Ce nouveau modèle de développement doit aussi nous permettre de remettre au cœur de nos priorités la valeur travail, en offrant à chacun les chances d’une insertion durable et réussie. C’est tout le sens de la politique sociale du Département. Nous avons saisi à bras le corps l’enjeu de l’insertion des Réunionnaises et des Réunionnais. La récente recentralisation du RSA a en effet permis à notre Collectivité de dégager des marges de manœuvre nouvelles qui nous permettront d’accompagner au mieux les publics éloignés de l’emploi.

En ce 1er mai si particulier, où bon nombre ne pourront pas défiler pour des raisons évidentes de sécurité sanitaire, je veux rendre hommage à tous les Réunionnais, travailleurs ou demandeurs d’emploi mais aussi les mères et les pères de familles qui élèvent leurs enfants. Je veux saluer bien évidemment les organisations syndicales qui ne relâchent pas leurs efforts pour défendre l’intérêt des travailleurs. Je veux enfin saluer les retraités qui ont tant donné pour notre pays, et dont certains, du corps médical notamment, se sont mobilisés, corps et âme, pour faire face à la crise sanitaire actuelle.

Nous sommes aujourd’hui à une étape charnière pour notre île. Cette crise, incontestablement, marquera à jamais l’histoire de La Réunion non seulement par sa dimension catastrophique mais aussi par l’ampleur de la mobilisation de chacun d’entre nous.

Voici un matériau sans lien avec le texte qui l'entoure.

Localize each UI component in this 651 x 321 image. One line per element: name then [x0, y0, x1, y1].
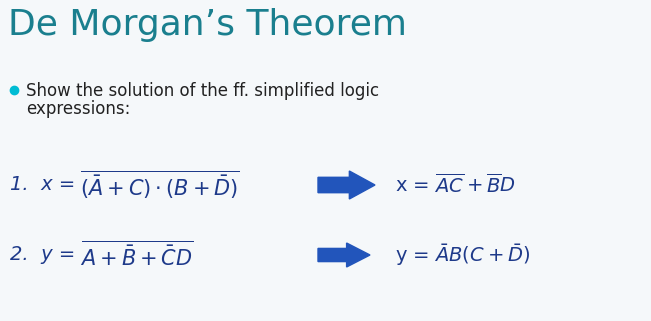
Polygon shape [318, 171, 375, 199]
Text: 2.  y =: 2. y = [10, 246, 81, 265]
Text: De Morgan’s Theorem: De Morgan’s Theorem [8, 8, 407, 42]
Polygon shape [318, 243, 370, 267]
Text: expressions:: expressions: [26, 100, 130, 118]
Text: y = $\bar{A}B(C+\bar{D})$: y = $\bar{A}B(C+\bar{D})$ [395, 242, 530, 268]
Text: $\overline{A+\bar{B}+\bar{C}D}$: $\overline{A+\bar{B}+\bar{C}D}$ [80, 240, 193, 270]
Text: $\overline{(\bar{A}+C)\cdot(B+\bar{D})}$: $\overline{(\bar{A}+C)\cdot(B+\bar{D})}$ [80, 169, 240, 201]
Text: x = $\overline{AC}+\overline{B}D$: x = $\overline{AC}+\overline{B}D$ [395, 173, 516, 197]
Text: 1.  x =: 1. x = [10, 176, 81, 195]
Text: Show the solution of the ff. simplified logic: Show the solution of the ff. simplified … [26, 82, 379, 100]
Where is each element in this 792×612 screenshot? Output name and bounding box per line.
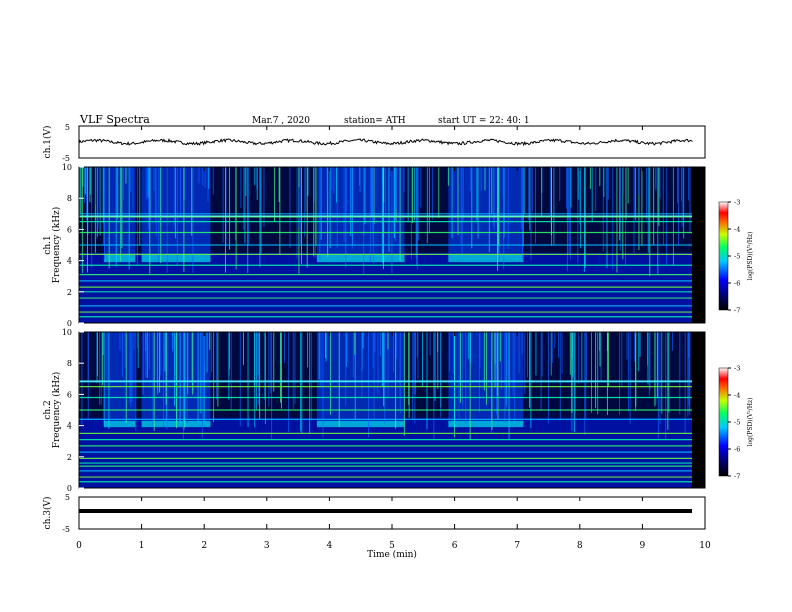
ch1-spec-lowband	[79, 252, 692, 323]
ch1-colorbar: -3 -4 -5 -6 -7 log(PSD)(V²/Hz)	[718, 199, 754, 315]
ch2-spec-ytick-label: 8	[67, 359, 72, 368]
ch2-spec-activity-3	[448, 332, 524, 426]
ch2-spec-ytick-label: 10	[62, 328, 72, 337]
ch2-spectrogram-image	[79, 332, 692, 488]
ch2-spectrogram-panel: 0 2 4 6 8 10 ch.2 Frequency (kHz)	[43, 328, 706, 493]
station-label: station= ATH	[344, 116, 406, 126]
ch1-waveform-ylabel: ch.1(V)	[42, 126, 53, 159]
ch3-waveform-ytick-bottom: -5	[62, 525, 70, 534]
ch2-spec-active-band-2	[316, 420, 405, 428]
ch2-spec-ytick-label: 4	[67, 422, 72, 431]
time-tick-label: 0	[76, 541, 82, 551]
figure-title: VLF Spectra	[79, 113, 150, 126]
colorbar-tick-label: -5	[734, 253, 740, 261]
ch1-spectrogram-ylabel-freq: Frequency (kHz)	[51, 207, 62, 284]
ch3-waveform-ytick-top: 5	[65, 493, 70, 502]
ch2-colorbar-ticks: -3 -4 -5 -6 -7	[728, 365, 740, 481]
ch1-spec-ytick-label: 2	[67, 288, 72, 297]
ch1-spec-active-band-3	[448, 254, 524, 263]
colorbar-tick-label: -5	[734, 419, 740, 427]
ch1-colorbar-label: log(PSD)(V²/Hz)	[747, 232, 754, 281]
time-tick-label: 3	[264, 541, 270, 551]
ch1-waveform-ytick-top: 5	[65, 123, 70, 132]
ch2-spectrogram-yaxis: 0 2 4 6 8 10	[62, 328, 84, 493]
ch1-waveform-line	[78, 138, 693, 147]
colorbar-tick-label: -7	[734, 307, 740, 315]
ch3-waveform-ylabel: ch.3(V)	[42, 497, 53, 530]
ch1-spec-active-band-1	[141, 254, 211, 263]
colorbar-tick-label: -3	[734, 365, 740, 373]
ch2-spec-active-band-3	[448, 420, 524, 428]
ch1-spec-active-band-2	[316, 254, 405, 263]
time-tick-label: 9	[640, 541, 646, 551]
time-axis: 0 1 2 3 4 5 6 7 8 9 10	[76, 126, 711, 551]
colorbar-tick-label: -4	[734, 392, 740, 400]
ch1-colorbar-gradient	[718, 201, 729, 311]
time-tick-label: 8	[577, 541, 583, 551]
ch1-spectrogram-yaxis: 0 2 4 6 8 10	[62, 163, 84, 328]
ch2-spec-lowband	[79, 417, 692, 488]
colorbar-tick-label: -7	[734, 473, 740, 481]
time-tick-label: 7	[514, 541, 520, 551]
date-label: Mar.7 , 2020	[252, 116, 310, 126]
colorbar-tick-label: -3	[734, 199, 740, 207]
time-tick-label: 10	[699, 541, 711, 551]
ch1-spec-ytick-label: 6	[67, 225, 72, 234]
time-tick-label: 1	[139, 541, 145, 551]
ch2-colorbar-label: log(PSD)(V²/Hz)	[747, 398, 754, 447]
ch2-colorbar: -3 -4 -5 -6 -7 log(PSD)(V²/Hz)	[718, 365, 754, 481]
ch1-spec-active-band-0	[104, 254, 136, 263]
time-tick-label: 6	[452, 541, 458, 551]
ch1-spectrogram-panel: 0 2 4 6 8 10 ch.1 Frequency (kHz)	[43, 163, 706, 328]
time-tick-label: 5	[389, 541, 395, 551]
ch1-spec-ytick-label: 8	[67, 194, 72, 203]
ch1-spec-ytick-label: 4	[67, 257, 72, 266]
ch2-spectrogram-ylabel-freq: Frequency (kHz)	[51, 372, 62, 449]
ch1-spectrogram-ylabel-channel: ch.1	[43, 235, 53, 254]
ch1-spectrogram-image	[79, 167, 692, 323]
colorbar-tick-label: -4	[734, 226, 740, 234]
ch1-spec-ytick-label: 10	[62, 163, 72, 172]
ch2-spec-ytick-label: 0	[67, 484, 72, 493]
colorbar-tick-label: -6	[734, 446, 740, 454]
start-ut-label: start UT = 22: 40: 1	[438, 116, 530, 126]
time-tick-label: 4	[327, 541, 333, 551]
ch2-spec-active-band-0	[104, 420, 136, 428]
ch1-spec-ytick-label: 0	[67, 319, 72, 328]
time-axis-label: Time (min)	[367, 549, 417, 560]
ch2-spectrogram-ylabel-channel: ch.2	[43, 400, 53, 419]
colorbar-tick-label: -6	[734, 280, 740, 288]
ch1-colorbar-ticks: -3 -4 -5 -6 -7	[728, 199, 740, 315]
ch2-spec-ytick-label: 6	[67, 390, 72, 399]
ch1-waveform-ytick-bottom: -5	[62, 154, 70, 163]
time-tick-label: 2	[201, 541, 207, 551]
ch2-colorbar-gradient	[718, 367, 729, 477]
ch2-spec-ytick-label: 2	[67, 453, 72, 462]
ch2-spec-active-band-1	[141, 420, 211, 428]
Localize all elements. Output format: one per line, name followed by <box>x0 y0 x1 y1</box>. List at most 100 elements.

Une mobilisation qui doit se poursuivre et se renforcer dans les jours et semaines qui viennent.

Chères Réunionnaises, chers Réunionnais, la mission qui est la mienne m’engage sans relâche et avec acharnement. Le Département est et restera à vos côtés. Il prendra toute sa place et mobilisera toute son énergie. Encore une fois, montrons ce qu’est le génie du travail réunionnais. Car être Réunionnais, c’est ne pas avoir peur de se retrousser les manches. Il nous appartient maintenant, et collectivement, de bâtir la suite de cette histoire, en faisant preuve de responsabilité et de vigilance face à l’épidémie, tout en déployant toute notre capacité à innover et à maintenir la flamme du bien-vivre ensemble, pour construire La Réunion de l’après 11 mai. Ensemble, vous le verrez, nous serons le territoire le plus résilient de France.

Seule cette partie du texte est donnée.